Solar could provide a meaningful contribution to Botswana’s energy demands, according to Tiago Almeida, a financial transactor at Rand Merchant Bank (RMB), a unit of First National Bank (FNB).
Almeida was speaking during the 2nd Renewable Energy and Power Infrastructure Investors Conference held recently at the Gaborone International Convention Centre (GICC). Almeida considered the merits of sourcing solar power in Botswana and related hurdles and possible financing solutions to fund the green energy source.
He said with its high number of clear days in a year, Botswana provides an excellent solar resource, so the logical conclusion is that solar could provide a meaningful contribution to Botswana’s energy demands. The increasing cost and unreliability of power from Eskom in South Africa provided the impetus for the Botswana government to research renewable energy, with the most obvious contender being solar.
In early 2017, the Botswana Power Corporation (BPC) decided to start a programme to procure 100MW of solar energy and exploit the plentiful natural resource. Solar power solutions have also become far more affordable and commercially viable over the past few years. Many issues that plagued solar have also been resolved. The introduction of hybrid systems using more sophisticated battery technology and diesel generation to store energy and boost production at peak times has resolved a constraint that solar power could only be generated during the day.
Almeida however said a key stumbling block to funding solutions of renewable energy in Africa is a possible currency mismatch, which is created when investors invest in USD and the collection of tariffs is done in the local currency. Almeida believes that solutions should be considered to originate the financing solutions in the local currency, which prevents countries being exposed to potential harmful swings in the dollar related exchange rates.

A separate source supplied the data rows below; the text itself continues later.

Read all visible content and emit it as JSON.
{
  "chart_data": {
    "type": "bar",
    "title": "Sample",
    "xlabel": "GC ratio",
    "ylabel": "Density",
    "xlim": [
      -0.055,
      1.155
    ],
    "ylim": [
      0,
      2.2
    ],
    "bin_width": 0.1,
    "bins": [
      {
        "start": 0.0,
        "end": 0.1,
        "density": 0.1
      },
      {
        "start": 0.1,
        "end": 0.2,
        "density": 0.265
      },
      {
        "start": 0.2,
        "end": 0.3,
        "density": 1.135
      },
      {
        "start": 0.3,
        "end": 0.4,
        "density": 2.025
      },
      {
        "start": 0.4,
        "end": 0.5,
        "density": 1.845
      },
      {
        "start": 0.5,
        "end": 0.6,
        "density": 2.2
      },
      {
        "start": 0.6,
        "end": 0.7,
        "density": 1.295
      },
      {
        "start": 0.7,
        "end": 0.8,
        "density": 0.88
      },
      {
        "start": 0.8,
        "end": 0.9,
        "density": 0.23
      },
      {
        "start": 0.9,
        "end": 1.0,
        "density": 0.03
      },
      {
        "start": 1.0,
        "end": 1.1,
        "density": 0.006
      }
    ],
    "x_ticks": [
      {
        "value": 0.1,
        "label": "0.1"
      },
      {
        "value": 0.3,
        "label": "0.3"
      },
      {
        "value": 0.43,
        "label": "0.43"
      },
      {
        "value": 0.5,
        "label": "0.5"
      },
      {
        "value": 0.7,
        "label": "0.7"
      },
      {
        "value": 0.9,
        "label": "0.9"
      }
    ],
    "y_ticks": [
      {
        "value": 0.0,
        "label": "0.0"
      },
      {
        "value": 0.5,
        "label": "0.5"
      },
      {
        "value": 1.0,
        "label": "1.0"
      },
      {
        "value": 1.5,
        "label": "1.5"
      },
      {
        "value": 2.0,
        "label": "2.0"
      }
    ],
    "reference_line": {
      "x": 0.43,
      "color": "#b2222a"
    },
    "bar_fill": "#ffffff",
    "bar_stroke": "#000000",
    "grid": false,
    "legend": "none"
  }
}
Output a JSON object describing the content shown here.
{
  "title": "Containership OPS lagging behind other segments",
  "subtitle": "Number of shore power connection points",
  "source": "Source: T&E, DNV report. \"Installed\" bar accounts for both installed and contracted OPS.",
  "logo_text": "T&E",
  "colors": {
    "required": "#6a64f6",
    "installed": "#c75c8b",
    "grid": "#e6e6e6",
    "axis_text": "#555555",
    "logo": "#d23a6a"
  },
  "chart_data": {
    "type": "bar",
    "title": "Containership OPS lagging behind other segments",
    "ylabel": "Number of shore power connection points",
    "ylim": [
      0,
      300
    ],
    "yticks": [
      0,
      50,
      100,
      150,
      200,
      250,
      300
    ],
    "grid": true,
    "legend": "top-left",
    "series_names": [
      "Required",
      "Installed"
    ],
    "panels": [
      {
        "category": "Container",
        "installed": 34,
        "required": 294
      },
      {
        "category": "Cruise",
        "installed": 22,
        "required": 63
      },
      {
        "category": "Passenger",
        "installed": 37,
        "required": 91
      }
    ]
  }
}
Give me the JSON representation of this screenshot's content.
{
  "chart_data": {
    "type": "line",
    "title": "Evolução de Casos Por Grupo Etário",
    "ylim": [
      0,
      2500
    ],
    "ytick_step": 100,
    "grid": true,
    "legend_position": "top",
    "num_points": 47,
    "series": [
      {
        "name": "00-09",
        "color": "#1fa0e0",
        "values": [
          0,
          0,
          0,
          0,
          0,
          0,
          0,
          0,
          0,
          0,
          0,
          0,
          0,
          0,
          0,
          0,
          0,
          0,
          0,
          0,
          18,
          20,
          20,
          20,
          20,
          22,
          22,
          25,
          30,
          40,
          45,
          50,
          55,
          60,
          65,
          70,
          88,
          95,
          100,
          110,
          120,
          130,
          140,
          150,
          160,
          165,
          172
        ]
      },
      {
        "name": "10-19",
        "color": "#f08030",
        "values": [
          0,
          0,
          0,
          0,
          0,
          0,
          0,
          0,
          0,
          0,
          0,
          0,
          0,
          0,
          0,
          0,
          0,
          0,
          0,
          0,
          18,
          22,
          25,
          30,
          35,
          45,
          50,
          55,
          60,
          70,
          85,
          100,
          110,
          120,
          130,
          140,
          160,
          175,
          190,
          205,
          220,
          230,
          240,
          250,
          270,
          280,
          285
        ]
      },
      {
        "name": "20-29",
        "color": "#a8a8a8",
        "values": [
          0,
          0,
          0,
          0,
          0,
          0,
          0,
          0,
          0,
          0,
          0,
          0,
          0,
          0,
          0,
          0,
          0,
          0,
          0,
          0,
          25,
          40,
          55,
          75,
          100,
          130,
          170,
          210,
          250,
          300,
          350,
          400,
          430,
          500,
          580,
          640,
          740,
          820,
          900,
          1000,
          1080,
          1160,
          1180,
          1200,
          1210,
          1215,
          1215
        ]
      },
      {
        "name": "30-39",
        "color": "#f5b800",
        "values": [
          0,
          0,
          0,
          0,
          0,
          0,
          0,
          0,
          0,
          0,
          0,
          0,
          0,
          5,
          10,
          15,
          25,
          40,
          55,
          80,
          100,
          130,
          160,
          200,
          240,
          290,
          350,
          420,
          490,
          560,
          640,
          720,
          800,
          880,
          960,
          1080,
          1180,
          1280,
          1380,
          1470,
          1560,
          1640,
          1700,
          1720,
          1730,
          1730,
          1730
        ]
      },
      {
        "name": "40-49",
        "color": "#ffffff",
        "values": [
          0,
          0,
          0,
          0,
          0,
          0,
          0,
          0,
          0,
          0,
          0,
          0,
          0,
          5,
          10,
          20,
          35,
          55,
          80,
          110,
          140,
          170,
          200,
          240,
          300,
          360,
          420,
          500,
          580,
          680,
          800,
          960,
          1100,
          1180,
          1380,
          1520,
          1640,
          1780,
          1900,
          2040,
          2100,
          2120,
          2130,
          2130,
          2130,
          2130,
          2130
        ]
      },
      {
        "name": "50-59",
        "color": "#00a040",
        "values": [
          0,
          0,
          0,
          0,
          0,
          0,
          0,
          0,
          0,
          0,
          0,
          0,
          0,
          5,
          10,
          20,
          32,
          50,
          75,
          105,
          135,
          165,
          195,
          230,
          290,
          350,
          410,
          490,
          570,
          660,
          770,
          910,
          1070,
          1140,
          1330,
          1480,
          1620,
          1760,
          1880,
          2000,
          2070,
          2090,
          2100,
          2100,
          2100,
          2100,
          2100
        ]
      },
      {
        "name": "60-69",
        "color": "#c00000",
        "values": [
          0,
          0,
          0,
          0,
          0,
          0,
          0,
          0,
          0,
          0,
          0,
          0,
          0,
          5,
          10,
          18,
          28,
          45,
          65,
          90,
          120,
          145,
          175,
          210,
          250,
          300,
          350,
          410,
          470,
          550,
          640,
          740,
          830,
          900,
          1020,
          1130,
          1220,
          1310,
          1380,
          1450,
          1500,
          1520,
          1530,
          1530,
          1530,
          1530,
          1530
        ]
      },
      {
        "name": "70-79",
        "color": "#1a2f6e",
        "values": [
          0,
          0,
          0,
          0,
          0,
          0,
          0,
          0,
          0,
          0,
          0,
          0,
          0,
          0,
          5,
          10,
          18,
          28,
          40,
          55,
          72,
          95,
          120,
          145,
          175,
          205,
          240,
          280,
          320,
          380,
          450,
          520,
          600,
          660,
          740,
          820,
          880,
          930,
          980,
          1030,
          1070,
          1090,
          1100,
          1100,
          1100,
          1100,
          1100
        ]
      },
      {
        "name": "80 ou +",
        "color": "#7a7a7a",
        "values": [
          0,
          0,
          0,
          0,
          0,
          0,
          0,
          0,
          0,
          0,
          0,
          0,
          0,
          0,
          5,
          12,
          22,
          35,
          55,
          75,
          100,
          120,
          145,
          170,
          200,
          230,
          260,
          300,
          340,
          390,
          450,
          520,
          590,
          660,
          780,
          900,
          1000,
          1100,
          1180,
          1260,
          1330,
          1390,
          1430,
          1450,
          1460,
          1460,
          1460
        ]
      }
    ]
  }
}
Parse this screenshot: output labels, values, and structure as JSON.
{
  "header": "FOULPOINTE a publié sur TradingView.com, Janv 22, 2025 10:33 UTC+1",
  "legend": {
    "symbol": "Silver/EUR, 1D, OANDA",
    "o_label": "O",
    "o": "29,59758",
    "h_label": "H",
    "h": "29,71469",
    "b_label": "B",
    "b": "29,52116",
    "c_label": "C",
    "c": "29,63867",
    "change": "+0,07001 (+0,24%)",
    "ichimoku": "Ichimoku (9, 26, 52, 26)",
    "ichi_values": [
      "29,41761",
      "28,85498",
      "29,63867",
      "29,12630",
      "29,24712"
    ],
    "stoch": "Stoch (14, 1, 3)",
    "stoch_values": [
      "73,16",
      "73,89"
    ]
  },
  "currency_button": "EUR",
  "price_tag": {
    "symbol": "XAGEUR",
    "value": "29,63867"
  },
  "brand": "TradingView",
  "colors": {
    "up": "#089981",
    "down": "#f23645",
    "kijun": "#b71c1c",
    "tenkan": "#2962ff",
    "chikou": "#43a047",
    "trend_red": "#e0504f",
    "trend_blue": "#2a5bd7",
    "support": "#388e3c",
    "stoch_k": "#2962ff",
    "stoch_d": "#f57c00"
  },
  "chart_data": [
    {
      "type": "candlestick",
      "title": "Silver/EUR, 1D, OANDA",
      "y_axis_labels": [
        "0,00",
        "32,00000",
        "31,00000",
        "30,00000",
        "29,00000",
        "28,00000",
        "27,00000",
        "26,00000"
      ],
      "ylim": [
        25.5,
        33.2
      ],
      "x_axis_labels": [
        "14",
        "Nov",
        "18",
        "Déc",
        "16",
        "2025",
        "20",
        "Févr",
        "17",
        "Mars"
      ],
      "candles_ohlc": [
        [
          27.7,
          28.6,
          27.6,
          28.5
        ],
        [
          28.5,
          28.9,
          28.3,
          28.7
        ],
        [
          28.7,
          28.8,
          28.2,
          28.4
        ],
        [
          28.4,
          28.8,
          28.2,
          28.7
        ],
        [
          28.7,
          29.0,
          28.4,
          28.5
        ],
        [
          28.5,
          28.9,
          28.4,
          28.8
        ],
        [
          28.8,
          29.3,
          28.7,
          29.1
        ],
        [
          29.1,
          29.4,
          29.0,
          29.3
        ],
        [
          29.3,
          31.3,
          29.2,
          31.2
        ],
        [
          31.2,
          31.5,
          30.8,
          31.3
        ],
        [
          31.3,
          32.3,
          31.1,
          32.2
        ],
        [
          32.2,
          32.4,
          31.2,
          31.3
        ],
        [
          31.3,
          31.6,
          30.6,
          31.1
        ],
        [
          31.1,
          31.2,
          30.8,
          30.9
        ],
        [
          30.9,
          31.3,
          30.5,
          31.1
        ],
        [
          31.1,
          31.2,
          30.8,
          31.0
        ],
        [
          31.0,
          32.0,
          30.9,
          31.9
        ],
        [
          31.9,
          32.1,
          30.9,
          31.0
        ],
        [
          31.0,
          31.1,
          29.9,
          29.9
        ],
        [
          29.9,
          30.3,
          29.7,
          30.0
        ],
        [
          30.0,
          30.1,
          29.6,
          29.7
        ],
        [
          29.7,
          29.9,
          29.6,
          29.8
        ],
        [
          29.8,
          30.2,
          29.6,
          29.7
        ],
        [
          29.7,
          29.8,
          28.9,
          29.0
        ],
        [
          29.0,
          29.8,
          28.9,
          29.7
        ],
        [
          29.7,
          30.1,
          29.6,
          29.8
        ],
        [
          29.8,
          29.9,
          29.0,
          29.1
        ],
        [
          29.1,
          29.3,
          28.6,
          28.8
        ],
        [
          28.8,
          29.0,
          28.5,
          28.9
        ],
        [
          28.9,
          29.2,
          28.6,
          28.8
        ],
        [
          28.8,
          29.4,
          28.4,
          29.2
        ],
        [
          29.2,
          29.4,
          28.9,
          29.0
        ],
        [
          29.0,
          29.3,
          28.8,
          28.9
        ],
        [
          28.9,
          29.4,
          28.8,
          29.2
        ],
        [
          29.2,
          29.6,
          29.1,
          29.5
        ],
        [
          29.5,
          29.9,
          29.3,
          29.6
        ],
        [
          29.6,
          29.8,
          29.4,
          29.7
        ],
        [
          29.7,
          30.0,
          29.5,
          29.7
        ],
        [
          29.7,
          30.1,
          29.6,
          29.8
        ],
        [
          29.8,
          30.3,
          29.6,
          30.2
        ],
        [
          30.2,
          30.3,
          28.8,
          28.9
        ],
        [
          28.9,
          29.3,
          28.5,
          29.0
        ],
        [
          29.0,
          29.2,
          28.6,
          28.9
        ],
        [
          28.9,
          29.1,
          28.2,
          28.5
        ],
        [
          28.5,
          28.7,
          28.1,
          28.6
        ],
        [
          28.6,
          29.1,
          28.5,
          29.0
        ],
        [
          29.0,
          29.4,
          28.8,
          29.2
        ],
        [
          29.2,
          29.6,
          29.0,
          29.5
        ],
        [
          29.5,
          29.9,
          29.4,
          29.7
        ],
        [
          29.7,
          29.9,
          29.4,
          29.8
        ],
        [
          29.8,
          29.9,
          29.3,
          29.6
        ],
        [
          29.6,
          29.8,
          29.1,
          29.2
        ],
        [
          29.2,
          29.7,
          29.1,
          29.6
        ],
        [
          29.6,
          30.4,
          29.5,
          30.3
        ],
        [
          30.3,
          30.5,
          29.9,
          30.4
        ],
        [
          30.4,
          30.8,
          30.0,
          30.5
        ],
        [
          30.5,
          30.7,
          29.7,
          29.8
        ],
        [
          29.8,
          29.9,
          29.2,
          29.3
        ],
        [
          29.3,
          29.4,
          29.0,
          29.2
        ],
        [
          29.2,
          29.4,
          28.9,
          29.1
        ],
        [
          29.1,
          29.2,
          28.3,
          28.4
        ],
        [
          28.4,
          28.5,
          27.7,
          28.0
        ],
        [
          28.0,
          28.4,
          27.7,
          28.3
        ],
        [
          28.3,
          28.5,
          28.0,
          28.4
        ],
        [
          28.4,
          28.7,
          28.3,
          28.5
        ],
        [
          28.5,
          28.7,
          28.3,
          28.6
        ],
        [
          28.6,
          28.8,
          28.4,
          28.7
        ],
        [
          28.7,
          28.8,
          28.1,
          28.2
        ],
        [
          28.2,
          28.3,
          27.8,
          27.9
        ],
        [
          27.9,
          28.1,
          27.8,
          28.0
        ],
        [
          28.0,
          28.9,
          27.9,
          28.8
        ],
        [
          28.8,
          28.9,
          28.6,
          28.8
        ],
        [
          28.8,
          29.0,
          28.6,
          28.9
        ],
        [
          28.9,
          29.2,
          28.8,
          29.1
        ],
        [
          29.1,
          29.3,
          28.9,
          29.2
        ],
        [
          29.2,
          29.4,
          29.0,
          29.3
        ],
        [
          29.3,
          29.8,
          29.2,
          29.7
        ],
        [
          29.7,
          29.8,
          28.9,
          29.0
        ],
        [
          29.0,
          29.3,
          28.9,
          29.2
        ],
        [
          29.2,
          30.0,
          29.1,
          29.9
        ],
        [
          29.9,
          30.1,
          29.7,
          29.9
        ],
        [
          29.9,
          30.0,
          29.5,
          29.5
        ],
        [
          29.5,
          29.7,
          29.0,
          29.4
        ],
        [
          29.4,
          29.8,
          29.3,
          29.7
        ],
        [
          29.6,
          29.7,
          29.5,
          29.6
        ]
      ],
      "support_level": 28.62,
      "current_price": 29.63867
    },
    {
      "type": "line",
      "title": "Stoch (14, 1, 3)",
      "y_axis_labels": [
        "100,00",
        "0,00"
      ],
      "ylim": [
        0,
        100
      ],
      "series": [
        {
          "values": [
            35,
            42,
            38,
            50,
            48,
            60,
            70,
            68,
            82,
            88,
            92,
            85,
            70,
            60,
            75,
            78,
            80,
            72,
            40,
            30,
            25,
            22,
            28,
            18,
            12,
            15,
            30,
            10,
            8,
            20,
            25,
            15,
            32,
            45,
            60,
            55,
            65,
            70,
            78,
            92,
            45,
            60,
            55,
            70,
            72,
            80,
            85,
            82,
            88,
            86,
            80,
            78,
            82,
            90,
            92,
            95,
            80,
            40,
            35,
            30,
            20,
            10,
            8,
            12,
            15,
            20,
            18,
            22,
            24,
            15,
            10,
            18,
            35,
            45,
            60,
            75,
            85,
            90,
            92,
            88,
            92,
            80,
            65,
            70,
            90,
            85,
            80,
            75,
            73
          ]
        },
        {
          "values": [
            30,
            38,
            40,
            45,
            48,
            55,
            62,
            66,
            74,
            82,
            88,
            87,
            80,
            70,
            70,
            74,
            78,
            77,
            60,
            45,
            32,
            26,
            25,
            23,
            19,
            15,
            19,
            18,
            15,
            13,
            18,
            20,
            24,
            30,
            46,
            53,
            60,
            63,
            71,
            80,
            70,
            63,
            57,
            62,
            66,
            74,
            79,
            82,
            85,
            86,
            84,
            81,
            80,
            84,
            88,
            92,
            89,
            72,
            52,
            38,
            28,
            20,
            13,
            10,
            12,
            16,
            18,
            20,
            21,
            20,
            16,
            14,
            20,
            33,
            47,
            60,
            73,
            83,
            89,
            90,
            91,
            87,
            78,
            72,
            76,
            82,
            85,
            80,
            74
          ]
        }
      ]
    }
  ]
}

“Being the largest commercial bank in Botswana and with our experience in structuring these Power Purchase Agreements (PPA), we believe we could assist to provide expertise in defining the “bankable” risk allocation for the PPA, boosting investor and banks appetite for the programme and also create solutions in underwriting the deals in Pula,” noted Almeida.
Based on the pivotal role RMB played in South Africa’s REIPPP, the team is further well positioned to assist BPC to move their renewable energy programme forward.
Almeida believes that with the buy in of the Botswana government to procure some 100MW of power through solar and innovative funding solutions, the country could forge a path to a sustainable energy source for thousands of homes.
Tiago joined RMB in 2012 primarily as a transactor and has been largely involved in project finance transactions across Africa, focussing on power projects, such as greenfield and brownfield IPPs, logistic facilities, ports and toll roads. Notably Tiago was involved in the USD1.2 billion financing of a greenfield port in Nigeria, a USD 120 million port expansion in Ghana and assisting to provide USD 200 million sovereign facilities for Angola. United Nations Development Programme Botswana is one of the players that are working on the production of biogas from waste. They are currently working of building biogas stations around the country that will assist with generating power.
“Renewable energy is expected is expected to contribute at least 20 percent of electricity consumption in the country by the year 2030. By doing so we want to improve the security of energy and assist in waste management,” said Jacinta Barrins the resident representative from UNDP Botswana.